At the start of the school year, just two of the 22 first-graders in Rebekah Dostie’s classroom at Noah Webster MicroSociety Magnet School in Connecticut were at grade level. The other 20 students had yet to learn to read, count or write—the standard knowledge level for their peers around the country.
It was Dostie’s first year in a public school—ever. Dostie ’20 was homeschooled in Connecticut and began her teaching career at a private Catholic school, but always had her sights set on public school. “I see what a privilege it was for me to be homeschooled in that it developed a love of learning and a desire to constantly be growing in some way,” she says. “I wanted to be able to cultivate that in other children, to give a very hands-on approach to learning that I got to have as a child.”
Dostie’s call to teach—and specifically to teach within Hartford, Connecticut, public schools—crystalized when she volunteered as a teen with her church’s AWANA children’s club, which served kids from Hartford. “I always had in mind to go into Hartford public schools,” she says, “just knowing the need for teachers there to come in and love the children who come to those schools.”
Today she’s doing just that in one of the 39 schools in the Hartford public school district, which serves 17,000 students, more than 60 percent of whom are considered economically disadvantaged, according to U.S. News and World Report.

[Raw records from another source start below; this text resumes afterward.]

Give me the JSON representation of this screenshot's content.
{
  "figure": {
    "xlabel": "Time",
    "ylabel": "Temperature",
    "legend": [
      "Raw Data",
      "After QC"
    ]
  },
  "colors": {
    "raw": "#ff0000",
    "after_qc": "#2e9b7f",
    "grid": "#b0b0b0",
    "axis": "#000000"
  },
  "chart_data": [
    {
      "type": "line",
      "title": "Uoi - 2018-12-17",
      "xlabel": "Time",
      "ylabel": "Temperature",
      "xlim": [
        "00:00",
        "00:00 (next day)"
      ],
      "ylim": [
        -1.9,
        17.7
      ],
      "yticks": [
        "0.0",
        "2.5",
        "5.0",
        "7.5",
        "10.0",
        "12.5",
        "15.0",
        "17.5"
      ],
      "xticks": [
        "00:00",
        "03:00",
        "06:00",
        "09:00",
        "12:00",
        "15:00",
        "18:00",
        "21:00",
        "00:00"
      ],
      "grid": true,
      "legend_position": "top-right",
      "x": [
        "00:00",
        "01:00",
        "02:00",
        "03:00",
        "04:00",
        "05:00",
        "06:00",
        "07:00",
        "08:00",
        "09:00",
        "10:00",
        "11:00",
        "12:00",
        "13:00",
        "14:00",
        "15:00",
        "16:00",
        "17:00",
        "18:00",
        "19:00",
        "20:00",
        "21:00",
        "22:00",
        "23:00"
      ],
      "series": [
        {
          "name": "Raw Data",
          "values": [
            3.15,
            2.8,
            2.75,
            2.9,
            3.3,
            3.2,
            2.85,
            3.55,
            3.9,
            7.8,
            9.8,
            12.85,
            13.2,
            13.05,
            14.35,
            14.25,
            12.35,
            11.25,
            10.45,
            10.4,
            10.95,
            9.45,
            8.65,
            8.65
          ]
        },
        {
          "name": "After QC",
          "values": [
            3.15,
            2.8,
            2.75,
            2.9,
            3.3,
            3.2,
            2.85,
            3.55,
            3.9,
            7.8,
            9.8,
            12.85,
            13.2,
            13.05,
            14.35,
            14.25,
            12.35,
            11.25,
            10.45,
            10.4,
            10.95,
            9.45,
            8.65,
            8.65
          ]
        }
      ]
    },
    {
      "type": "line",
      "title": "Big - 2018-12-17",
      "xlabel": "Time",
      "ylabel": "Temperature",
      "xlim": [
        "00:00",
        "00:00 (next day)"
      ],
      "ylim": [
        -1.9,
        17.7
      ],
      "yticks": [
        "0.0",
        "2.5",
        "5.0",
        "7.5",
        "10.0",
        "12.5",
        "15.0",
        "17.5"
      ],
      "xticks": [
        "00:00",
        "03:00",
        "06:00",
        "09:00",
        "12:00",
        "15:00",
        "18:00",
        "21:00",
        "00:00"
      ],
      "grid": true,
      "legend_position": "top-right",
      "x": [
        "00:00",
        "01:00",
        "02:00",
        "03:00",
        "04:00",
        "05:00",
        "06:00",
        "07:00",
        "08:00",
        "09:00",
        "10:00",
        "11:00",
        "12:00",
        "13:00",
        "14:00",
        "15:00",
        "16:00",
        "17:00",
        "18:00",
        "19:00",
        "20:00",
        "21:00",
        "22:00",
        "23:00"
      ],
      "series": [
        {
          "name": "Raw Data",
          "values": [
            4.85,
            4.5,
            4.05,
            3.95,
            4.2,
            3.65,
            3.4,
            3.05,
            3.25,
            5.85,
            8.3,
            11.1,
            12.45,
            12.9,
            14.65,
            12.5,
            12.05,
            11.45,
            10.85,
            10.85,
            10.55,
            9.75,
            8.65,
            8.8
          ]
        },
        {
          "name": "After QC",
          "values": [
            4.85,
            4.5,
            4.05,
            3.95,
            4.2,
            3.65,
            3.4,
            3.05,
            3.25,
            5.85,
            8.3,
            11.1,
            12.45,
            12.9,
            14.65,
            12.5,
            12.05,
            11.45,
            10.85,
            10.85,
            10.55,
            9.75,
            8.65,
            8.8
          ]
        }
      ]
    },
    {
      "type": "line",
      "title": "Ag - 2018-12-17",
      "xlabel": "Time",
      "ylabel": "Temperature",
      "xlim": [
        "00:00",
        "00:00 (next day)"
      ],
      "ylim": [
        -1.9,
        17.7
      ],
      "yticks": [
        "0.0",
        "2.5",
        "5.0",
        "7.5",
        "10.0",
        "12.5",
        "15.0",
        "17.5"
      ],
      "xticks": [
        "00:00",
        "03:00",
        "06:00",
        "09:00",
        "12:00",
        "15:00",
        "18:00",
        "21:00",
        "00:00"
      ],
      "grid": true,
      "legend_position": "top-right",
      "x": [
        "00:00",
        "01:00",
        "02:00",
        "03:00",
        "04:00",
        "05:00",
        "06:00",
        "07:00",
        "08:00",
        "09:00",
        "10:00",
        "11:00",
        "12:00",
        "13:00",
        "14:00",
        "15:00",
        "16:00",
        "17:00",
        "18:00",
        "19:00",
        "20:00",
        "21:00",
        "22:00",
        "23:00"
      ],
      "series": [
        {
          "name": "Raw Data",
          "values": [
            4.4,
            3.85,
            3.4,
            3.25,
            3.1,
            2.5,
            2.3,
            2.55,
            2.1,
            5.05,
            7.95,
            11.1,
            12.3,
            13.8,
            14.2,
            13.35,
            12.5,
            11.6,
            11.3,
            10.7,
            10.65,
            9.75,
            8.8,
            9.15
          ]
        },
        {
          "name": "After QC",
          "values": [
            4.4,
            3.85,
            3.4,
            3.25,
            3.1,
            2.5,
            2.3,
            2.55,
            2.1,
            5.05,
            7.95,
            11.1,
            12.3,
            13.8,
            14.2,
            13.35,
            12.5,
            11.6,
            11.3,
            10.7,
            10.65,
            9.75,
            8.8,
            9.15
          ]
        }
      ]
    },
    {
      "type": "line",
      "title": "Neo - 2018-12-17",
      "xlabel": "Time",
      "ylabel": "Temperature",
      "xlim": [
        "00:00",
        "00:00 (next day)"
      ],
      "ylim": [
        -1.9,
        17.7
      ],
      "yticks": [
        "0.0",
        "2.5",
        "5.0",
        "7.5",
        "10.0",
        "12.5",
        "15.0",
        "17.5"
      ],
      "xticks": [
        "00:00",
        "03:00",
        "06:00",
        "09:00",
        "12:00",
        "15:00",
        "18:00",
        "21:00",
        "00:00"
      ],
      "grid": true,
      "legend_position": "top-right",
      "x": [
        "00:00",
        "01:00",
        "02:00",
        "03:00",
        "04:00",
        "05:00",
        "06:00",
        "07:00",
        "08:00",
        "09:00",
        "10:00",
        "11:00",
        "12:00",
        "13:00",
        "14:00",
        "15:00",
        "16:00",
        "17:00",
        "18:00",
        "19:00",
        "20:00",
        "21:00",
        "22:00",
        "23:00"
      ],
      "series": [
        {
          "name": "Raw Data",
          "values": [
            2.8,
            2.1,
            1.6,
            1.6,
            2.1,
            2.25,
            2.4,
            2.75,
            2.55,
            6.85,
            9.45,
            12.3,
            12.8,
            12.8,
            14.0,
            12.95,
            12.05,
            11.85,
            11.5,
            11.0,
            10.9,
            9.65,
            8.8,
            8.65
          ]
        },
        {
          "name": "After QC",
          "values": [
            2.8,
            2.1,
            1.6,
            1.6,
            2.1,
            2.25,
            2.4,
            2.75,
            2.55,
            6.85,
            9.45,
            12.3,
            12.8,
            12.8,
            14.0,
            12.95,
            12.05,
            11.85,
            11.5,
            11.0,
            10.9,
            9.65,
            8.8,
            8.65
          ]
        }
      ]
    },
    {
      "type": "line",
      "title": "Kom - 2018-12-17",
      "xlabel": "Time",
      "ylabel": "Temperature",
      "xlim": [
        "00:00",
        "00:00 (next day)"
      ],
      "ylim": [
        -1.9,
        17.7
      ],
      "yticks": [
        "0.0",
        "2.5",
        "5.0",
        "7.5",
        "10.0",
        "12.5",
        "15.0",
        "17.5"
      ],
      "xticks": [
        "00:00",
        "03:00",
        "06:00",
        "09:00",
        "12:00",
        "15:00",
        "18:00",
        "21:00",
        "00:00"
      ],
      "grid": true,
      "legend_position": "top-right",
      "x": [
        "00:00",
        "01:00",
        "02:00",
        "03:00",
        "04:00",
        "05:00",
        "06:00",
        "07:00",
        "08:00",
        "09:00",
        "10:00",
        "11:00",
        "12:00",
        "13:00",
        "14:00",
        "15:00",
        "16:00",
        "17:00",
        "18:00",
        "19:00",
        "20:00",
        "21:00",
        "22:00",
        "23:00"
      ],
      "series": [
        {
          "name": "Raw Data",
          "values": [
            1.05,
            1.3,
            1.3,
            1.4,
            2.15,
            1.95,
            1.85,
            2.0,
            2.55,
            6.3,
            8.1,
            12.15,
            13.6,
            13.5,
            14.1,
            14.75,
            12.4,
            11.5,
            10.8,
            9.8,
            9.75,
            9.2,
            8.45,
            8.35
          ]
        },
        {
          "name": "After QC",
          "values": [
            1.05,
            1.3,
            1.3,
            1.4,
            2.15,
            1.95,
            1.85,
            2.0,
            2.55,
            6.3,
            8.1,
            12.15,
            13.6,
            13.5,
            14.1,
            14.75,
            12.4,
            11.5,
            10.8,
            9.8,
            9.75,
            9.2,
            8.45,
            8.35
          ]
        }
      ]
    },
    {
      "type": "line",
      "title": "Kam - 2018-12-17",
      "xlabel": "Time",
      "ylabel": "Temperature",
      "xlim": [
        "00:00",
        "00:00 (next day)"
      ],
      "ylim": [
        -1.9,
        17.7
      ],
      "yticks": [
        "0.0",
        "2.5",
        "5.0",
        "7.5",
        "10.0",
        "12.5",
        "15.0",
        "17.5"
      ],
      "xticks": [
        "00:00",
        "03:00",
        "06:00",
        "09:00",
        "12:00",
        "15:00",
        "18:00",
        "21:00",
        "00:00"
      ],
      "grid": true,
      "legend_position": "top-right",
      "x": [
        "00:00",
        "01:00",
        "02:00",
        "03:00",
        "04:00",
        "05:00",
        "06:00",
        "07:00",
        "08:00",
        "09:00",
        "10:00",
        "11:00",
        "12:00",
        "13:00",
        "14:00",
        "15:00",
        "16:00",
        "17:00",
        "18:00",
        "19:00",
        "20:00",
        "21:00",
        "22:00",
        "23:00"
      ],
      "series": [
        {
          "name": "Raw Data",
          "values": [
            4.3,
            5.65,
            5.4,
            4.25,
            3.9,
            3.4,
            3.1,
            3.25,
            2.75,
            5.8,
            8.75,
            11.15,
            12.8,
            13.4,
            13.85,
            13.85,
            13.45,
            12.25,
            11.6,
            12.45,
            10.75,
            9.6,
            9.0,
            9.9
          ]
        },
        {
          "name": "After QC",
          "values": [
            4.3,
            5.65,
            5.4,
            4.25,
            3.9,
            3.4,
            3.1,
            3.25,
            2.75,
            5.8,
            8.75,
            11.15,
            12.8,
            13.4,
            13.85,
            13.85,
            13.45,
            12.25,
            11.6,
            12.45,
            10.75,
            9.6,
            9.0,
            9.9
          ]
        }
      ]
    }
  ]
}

“Children are coming into school with a lot of other things on their mind than being ready to learn,” Dostie explains. Some are struggling to speak English, others have experienced trauma and instability, and many have parents working multiple jobs or lacking reliable transportation. These factors impact students’ availability for learning in the classroom and also limit access to educational experiences outside the classroom.
“We had to cancel one of our field trips this past year because it was going to come down to $11 per kid, and that just isn’t doable for a lot of families,” she explains. Experiences like the aquarium, the zoo and even the splash pad are often out of reach for her students, but are important for building background knowledge to help connect with what they’re reading in school. With Wright Award funding, these experiences will be possible for Dostie’s students.
Field trips, she says, are a bright spot in what can be a challenging teaching environment. So is the month of March: “March is this beautiful time because you really start to see a catapult of growth in a lot of kids.” The student who could only write single letters is now stringing together sentences. The other who was severely behind in math and reading is now able to keep pace with her classmates. And this year, every student in Dostie’s classroom increased their screening scores, which assess grade-level learning goals, by 55 percent by the end of the year.
Understanding the science of reading, for which Gordon’s education program has been nationally recognized, made all the difference for Dostie in nurturing her classroom’s growth. “Being taught how to use a systematic approach to teaching phonics is necessary when you’re working with a lot of children who are not excelling. Thanks to my experience in the classroom at Gordon, and specifically phonics instruction from Dr. Priscilla Nelson, I have the experience level equal to veteran teachers. I’m so thankful for that.”
It’s a huge part of why Dostie can look back on this first year with pride and say, “They did it. There was so much growth. I’ve done my job well and I can move them on to the next teacher.”